Hi Brian. Very happy with Graziano's view of consciousness. The quote from Graziano says it all:- "The universe is conscious in the same sense that it is beautiful. It is conscious because brains attribute consciousness to it, and that is the only way that anything is ever conscious".
Very similar to how I feel about it and expressed it in my own notes years ago:- "It is (human) nature that compels us to seek out answers and to make sense of the world, and it is obvious that the process yields many benefits. It is simply that life – the universe – does not ask for or need our answers. Questioning (thought and conceptualising) is a phenomenon that the universe has arrived at- enter us! If we believe we have been brought to this point for the purpose of answering life’s questions, then that is our vanity. Life does not have any questions - that is a peculiarity of the human mind".
Posted by: Turan | September 25, 2013 at 02:53 AM
Not bad but to say that the universe has a consciousness is like saying that the universe is a god.
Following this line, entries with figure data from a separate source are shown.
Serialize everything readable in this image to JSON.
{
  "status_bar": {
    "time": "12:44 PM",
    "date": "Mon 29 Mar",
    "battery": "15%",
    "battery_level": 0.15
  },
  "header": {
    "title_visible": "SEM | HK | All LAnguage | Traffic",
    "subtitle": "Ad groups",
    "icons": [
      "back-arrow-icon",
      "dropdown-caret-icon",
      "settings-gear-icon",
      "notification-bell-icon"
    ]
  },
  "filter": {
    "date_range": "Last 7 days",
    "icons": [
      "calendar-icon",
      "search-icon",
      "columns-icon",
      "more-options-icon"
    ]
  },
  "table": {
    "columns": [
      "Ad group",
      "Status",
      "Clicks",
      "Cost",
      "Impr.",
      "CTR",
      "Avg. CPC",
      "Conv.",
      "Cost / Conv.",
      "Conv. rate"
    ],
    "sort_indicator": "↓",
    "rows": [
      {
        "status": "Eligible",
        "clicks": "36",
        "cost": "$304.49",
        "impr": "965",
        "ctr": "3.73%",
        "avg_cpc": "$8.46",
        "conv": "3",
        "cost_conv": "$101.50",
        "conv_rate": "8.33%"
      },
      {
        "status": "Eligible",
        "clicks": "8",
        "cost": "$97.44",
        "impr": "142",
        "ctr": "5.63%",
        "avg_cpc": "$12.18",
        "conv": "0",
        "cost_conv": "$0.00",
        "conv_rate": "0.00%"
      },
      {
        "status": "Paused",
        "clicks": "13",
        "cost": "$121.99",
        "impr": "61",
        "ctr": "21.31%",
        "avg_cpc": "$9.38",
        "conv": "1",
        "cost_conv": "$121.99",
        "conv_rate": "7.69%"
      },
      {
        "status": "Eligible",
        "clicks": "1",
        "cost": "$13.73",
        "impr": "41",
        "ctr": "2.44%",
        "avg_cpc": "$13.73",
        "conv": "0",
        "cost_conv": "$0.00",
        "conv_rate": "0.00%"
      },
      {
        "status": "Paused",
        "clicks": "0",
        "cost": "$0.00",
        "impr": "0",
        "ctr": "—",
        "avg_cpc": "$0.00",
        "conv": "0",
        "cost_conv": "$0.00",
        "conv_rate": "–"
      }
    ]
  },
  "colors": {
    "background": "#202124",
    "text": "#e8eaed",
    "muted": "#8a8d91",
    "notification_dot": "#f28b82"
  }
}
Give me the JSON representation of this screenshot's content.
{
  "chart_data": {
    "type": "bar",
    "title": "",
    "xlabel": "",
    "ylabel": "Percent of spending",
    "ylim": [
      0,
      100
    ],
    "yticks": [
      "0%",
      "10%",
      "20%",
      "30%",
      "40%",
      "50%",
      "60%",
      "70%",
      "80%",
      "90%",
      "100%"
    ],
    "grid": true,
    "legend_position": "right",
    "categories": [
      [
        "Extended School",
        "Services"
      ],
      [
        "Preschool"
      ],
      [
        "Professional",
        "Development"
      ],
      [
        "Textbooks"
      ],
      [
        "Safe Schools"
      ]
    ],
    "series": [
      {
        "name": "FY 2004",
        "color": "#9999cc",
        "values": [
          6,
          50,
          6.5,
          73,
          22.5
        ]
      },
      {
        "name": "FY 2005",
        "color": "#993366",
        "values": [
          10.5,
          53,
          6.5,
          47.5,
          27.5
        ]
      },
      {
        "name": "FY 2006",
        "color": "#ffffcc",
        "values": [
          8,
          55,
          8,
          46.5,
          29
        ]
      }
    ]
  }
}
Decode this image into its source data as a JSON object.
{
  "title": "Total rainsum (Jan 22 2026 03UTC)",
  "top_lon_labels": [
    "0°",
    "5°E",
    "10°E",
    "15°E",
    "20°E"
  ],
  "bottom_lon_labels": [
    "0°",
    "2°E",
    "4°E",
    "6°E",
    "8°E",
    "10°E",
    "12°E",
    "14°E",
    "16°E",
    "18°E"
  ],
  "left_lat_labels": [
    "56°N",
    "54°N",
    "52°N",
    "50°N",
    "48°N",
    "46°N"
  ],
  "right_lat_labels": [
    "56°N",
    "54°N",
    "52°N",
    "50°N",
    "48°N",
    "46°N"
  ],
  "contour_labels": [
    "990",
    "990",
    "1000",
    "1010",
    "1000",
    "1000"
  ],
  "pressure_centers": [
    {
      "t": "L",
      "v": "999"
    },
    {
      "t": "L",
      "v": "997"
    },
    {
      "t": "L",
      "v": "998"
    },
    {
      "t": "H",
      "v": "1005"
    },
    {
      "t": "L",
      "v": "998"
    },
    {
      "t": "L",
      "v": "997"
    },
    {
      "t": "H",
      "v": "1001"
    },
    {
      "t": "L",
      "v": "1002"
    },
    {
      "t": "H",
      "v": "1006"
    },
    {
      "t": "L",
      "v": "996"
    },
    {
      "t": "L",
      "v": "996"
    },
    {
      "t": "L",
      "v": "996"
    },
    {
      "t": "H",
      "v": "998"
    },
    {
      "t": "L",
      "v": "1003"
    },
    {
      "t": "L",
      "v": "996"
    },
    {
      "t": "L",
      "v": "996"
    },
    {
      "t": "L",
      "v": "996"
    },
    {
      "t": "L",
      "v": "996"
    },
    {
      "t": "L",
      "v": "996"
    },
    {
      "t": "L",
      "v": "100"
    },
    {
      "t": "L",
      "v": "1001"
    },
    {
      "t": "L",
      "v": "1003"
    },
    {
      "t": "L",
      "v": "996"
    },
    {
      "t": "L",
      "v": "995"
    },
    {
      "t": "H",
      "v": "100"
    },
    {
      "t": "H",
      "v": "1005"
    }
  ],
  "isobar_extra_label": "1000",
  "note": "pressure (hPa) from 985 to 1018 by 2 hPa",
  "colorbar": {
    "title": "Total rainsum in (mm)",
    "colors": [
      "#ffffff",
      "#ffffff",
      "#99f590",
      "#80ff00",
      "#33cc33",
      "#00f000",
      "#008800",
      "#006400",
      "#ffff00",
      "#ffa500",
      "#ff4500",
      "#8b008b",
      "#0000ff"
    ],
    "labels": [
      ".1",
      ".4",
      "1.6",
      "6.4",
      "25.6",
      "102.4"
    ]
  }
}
If this consciousness led to the creation of the universe it would be considered intelligent design.
http://www.masterscience.webs.com
Posted by: is God real | October 14, 2013 at 01:11 AM
It's reasonable to say that beauty is in the eye of the conscious beholder, but to say that consciousness itself is only in the eye of the conscious beholder creates quite a chicken and egg problem: who observed the first consciousness into existence?